To maintain optimal website performance, it’s important to regularly review and optimize key factors that can impact the website speed, such as image and file sizes, caching settings, plugin usage, and website design and functionality. Regularly monitoring website performance metrics, such as page load times, server response times, and time to first byte (TTFB), can also help identify areas where improvements can be made.

Additionally, it’s important to regularly update WordPress and installed plugins to ensure that any security vulnerabilities or performance issues are addressed. Outdated or insecure software can impact website performance, as well as leave the website vulnerable to hacking or other security threats.

In short, speed optimization is an ongoing process that requires regular monitoring and maintenance to ensure that a website continues to load quickly and efficiently. By regularly reviewing and optimizing key performance factors and staying up-to-date with software updates and security patches, website owners can help ensure that their websites perform at their best over the long term.

Myth #10 – More Server Resources Always Improve Speed

This is a widespread myth. Having more server resources, such as CPU, memory, and bandwidth, can certainly help improve website performance and speed to a certain extent. It’s not always the case that simply adding more resources will lead to faster load times.

Poor server resources can cause several problems that negatively impact the website’s performance and user experience. For example, it can cause slow loading of web pages, downtimes, crashes (stops working with increased traffic), security vulnerabilities (hacking or malware attack), and ultimately lead to poor user experience.

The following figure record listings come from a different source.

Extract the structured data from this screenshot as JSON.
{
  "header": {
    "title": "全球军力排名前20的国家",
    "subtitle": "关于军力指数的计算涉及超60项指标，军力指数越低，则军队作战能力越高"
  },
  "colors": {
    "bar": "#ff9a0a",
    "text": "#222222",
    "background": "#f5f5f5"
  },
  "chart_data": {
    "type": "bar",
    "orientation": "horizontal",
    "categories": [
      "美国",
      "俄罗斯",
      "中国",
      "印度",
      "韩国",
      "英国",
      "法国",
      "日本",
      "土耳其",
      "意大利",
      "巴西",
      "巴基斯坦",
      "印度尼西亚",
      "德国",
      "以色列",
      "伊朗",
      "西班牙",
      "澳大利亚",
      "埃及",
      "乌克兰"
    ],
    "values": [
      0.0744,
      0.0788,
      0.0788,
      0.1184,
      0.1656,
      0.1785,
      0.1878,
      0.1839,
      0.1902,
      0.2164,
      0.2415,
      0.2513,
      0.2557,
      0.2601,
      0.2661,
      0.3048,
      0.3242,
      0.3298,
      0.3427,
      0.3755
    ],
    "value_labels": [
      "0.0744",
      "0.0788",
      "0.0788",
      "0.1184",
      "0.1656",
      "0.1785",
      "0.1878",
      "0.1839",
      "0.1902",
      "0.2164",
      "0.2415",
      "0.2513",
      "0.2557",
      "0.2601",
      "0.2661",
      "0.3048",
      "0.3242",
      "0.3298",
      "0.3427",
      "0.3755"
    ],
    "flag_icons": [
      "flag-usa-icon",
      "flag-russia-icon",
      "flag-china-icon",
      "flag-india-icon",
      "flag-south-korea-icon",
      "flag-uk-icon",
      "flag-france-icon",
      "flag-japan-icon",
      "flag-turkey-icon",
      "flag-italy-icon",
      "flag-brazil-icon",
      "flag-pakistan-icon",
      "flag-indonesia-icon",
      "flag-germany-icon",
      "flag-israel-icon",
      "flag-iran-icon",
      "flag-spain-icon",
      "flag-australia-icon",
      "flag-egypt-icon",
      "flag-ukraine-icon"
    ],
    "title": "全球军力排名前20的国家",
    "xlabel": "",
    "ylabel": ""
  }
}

Several factors can impact the website speed, such as the quality and efficiency of the website’s code, the complexity and size of the website’s files and media, the server’s location and configuration, and the quality of the hosting provider’s infrastructure and network.

In some cases, adding more server resources may help alleviate performance issues caused by high traffic volumes or resource-intensive applications. Still, in other cases, the root cause of performance issues may lie elsewhere, such as poorly optimized code or inefficient database queries.

Additionally, while more resources can certainly help improve website speed, it’s important to ensure that the resources are being used effectively and efficiently. This means that server configuration, caching, and other optimization techniques must be carefully implemented to ensure that resources are being used to their fullest potential.